Even our college President Christ Whittaker had suggests using another model for labour negotiations.

“I don’t believe that a model where students are disadvantaged because of debates between other parties is a good model,” Whittaker told Humbernews.ca. He cites other models of bargaining systems do not leave students or vulnerable “out in the cold” but what Whittaker is hinting at is that maybe it’s time to designate post-secondary faculty, at least in the colleges, as an essential service.In other words, a third-party arbitration for settling these disputes while students remain in the classroom.

Since 1972, with an amendment in 1997, an arbitration commission was created for Ontario police to handle labour disputes so that officers cannot strike and leave citizens in need.
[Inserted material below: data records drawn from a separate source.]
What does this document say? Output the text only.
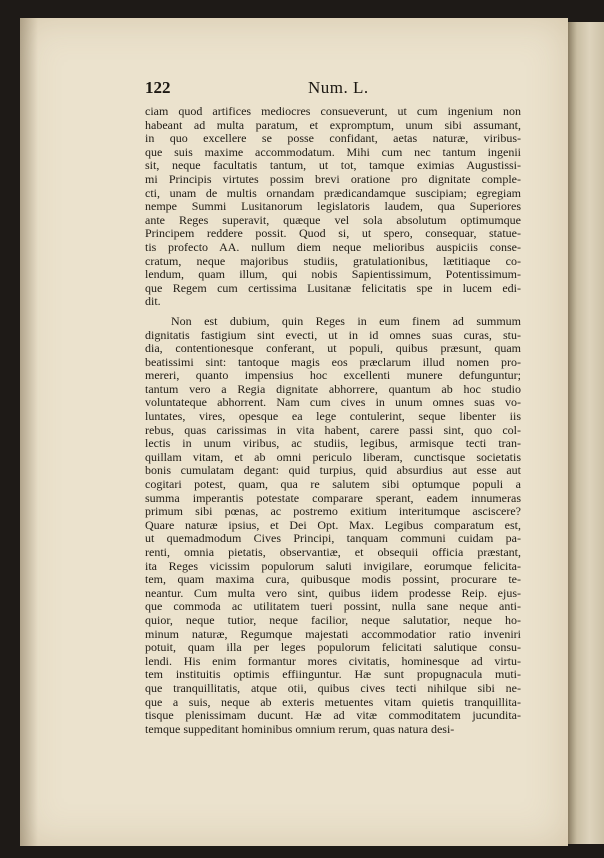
122	Num. L.
ciam quod artifices mediocres consueverunt, ut cum ingenium non
habeant ad multa paratum, et expromptum, unum sibi assumant,
in quo excellere se posse confidant, aetas naturæ, viribus-
que suis maxime accommodatum. Mihi cum nec tantum ingenii
sit, neque facultatis tantum, ut tot, tamque eximias Augustissi-
mi Principis virtutes possim brevi oratione pro dignitate comple-
cti, unam de multis ornandam prædicandamque suscipiam; egregiam
nempe Summi Lusitanorum legislatoris laudem, qua Superiores
ante Reges superavit, quæque vel sola absolutum optimumque
Principem reddere possit. Quod si, ut spero, consequar, statue-
tis profecto AA. nullum diem neque melioribus auspiciis conse-
cratum, neque majoribus studiis, gratulationibus, lætitiaque co-
lendum, quam illum, qui nobis Sapientissimum, Potentissimum-
que Regem cum certissima Lusitanæ felicitatis spe in lucem edi-
dit.
Non est dubium, quin Reges in eum finem ad summum
dignitatis fastigium sint evecti, ut in id omnes suas curas, stu-
dia, contentionesque conferant, ut populi, quibus præsunt, quam
beatissimi sint: tantoque magis eos præclarum illud nomen pro-
mereri, quanto impensius hoc excellenti munere defunguntur;
tantum vero a Regia dignitate abhorrere, quantum ab hoc studio
voluntateque abhorrent. Nam cum cives in unum omnes suas vo-
luntates, vires, opesque ea lege contulerint, seque libenter iis
rebus, quas carissimas in vita habent, carere passi sint, quo col-
lectis in unum viribus, ac studiis, legibus, armisque tecti tran-
quillam vitam, et ab omni periculo liberam, cunctisque societatis
bonis cumulatam degant: quid turpius, quid absurdius aut esse aut
cogitari potest, quam, qua re salutem sibi optumque populi a
summa imperantis potestate comparare sperant, eadem innumeras
primum sibi pœnas, ac postremo exitium interitumque asciscere?
Quare naturæ ipsius, et Dei Opt. Max. Legibus comparatum est,
ut quemadmodum Cives Principi, tanquam communi cuidam pa-
renti, omnia pietatis, observantiæ, et obsequii officia præstant,
ita Reges vicissim populorum saluti invigilare, eorumque felicita-
tem, quam maxima cura, quibusque modis possint, procurare te-
neantur. Cum multa vero sint, quibus iidem prodesse Reip. ejus-
que commoda ac utilitatem tueri possint, nulla sane neque anti-
quior, neque tutior, neque facilior, neque salutatior, neque ho-
minum naturæ, Regumque majestati accommodatior ratio inveniri
potuit, quam illa per leges populorum felicitati salutique consu-
lendi. His enim formantur mores civitatis, hominesque ad virtu-
tem instituitis optimis effiinguntur. Hæ sunt propugnacula muti-
que tranquillitatis, atque otii, quibus cives tecti nihilque sibi ne-
que a suis, neque ab exteris metuentes vitam quietis tranquillita-
tisque plenissimam ducunt. Hæ ad vitæ commoditatem jucundita-
temque suppeditant hominibus omnium rerum, quas natura desi-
A similar council exists for fire fighters. For ambulance services, a collective bargaining agreement in 2001, Sec. 4(b) stipulates that during a strike a certain amount of ambulance workers will remain working.

And this all makes perfect sense.

It would seem unruly and would cause chaos should police, fire fighters and ambulance workers strike, leaving citizens down and out. They are, after all, essential services.

So why should this not be implemented for teachers, when students are left down and out?

Now that the strike is completed, we are left to rush our remaining semester in less time with no reading week and a shortened Christmas break. Along with the typical stress of school, it all has to be completed in less time.

The only chance we have of getting money back is participating in a class-action lawsuit or a government implemented refund system. We have to prove with documentation that we suffered financial strain during the break to get our money. I’m going to hazard a guess that this not the vast majority of the half million students.

Labour disputes that involve students’ education may only get worse should they happen again in the future considering how enrollment has increased by at least 1 per cent since 2013 and will go up moving forward. Should a strike happen again, even more students will be involved.

We live in a time where getting a post-secondary education is essential for obtaining a livable wage and a career that can support many of our goals in creating a life worth living. As the means to attaining that life can be hanging in the balance due to a labour dispute, it shows the system is not working.